Richards operates a daycare centre and offers catering services to finance her household, but the pandemic has made it difficult to earn an income in either sector. Now, she is mostly dependent on her husband’s income to get by daily and to assist with church outreach projects.

“I have always worked with my own hands, no matter what it is, even if it is a cake sale,” said the pastor when asked how she survives amid a general decline in tithes and offerings.

The Clarendon-based pastor said she is now living the life for which she has been preparing her congregation.

“This pandemic, this scenario, this life that we are living now is a life that we have lived in principle,” she said.

Richards is no hard-line Luddite, though. Prayer meetings and Bible quiz sessions are hosted via WhatsApp, but that’s as far as she’s willing to venture into the digital world.

Drawing on her perspective of online schooling, she offers a cautionary reminder that Internet connection, of itself, does not guarantee that persons are actually consuming the messages delivered.
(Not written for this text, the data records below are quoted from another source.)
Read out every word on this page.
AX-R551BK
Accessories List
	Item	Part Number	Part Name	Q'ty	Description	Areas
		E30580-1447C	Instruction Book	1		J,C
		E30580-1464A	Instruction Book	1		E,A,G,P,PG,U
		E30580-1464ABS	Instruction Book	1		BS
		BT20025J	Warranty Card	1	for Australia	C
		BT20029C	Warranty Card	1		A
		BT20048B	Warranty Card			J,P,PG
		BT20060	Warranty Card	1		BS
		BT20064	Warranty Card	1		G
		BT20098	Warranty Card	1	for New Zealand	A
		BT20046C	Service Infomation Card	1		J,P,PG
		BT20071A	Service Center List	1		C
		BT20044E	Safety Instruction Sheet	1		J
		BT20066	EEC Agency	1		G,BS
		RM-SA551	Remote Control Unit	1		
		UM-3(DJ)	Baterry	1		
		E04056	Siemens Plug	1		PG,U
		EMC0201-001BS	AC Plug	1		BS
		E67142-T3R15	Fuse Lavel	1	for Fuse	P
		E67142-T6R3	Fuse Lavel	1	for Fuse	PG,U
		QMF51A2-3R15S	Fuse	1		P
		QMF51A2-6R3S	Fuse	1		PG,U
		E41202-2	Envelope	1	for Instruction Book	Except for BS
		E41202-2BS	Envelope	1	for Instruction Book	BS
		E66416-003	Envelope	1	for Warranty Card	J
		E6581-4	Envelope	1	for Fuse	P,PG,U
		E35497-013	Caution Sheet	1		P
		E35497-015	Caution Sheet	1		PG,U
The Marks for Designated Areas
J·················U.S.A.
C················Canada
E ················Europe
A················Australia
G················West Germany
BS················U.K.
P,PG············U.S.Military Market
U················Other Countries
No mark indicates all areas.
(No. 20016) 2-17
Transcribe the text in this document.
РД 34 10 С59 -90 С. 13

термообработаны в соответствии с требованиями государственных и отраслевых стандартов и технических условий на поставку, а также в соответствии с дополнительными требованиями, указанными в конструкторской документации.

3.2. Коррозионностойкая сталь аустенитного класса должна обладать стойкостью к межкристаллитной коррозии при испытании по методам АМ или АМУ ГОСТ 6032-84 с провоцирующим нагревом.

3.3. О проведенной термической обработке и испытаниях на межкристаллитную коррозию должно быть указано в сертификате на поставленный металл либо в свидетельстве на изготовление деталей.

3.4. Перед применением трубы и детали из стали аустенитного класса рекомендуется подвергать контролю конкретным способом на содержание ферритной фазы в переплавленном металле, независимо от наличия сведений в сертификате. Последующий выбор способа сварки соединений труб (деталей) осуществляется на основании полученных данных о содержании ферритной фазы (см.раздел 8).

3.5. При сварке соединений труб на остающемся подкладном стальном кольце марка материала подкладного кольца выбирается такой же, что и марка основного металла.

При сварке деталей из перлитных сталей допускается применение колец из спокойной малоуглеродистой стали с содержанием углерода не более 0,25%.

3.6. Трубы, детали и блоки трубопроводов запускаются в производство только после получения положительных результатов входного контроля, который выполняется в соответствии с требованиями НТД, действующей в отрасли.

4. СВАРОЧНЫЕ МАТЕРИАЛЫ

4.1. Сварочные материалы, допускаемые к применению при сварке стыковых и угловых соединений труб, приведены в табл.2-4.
“I have a little grandson, and I also learn that school is keeping, but people are not sitting in front of the gadget. These children are wise. They can just put it on, gone about them business, and everybody think everything is happening,” she said.

But president of the Independent Churches of Jamaica, Bishop Neville Owens, believes that virtual church provides another avenue for evangelism. Currently, there are about 400 registered independent churches, but he estimates more than 4,000 nationally. He has been trying to get them to embrace virtual worship.

“You have nothing to lose, but everything to gain. You can widen your constituency and your congregants, and even people who have nothing to do with church. You can reach far more people, local and regional, as well as abroad,” said Owens.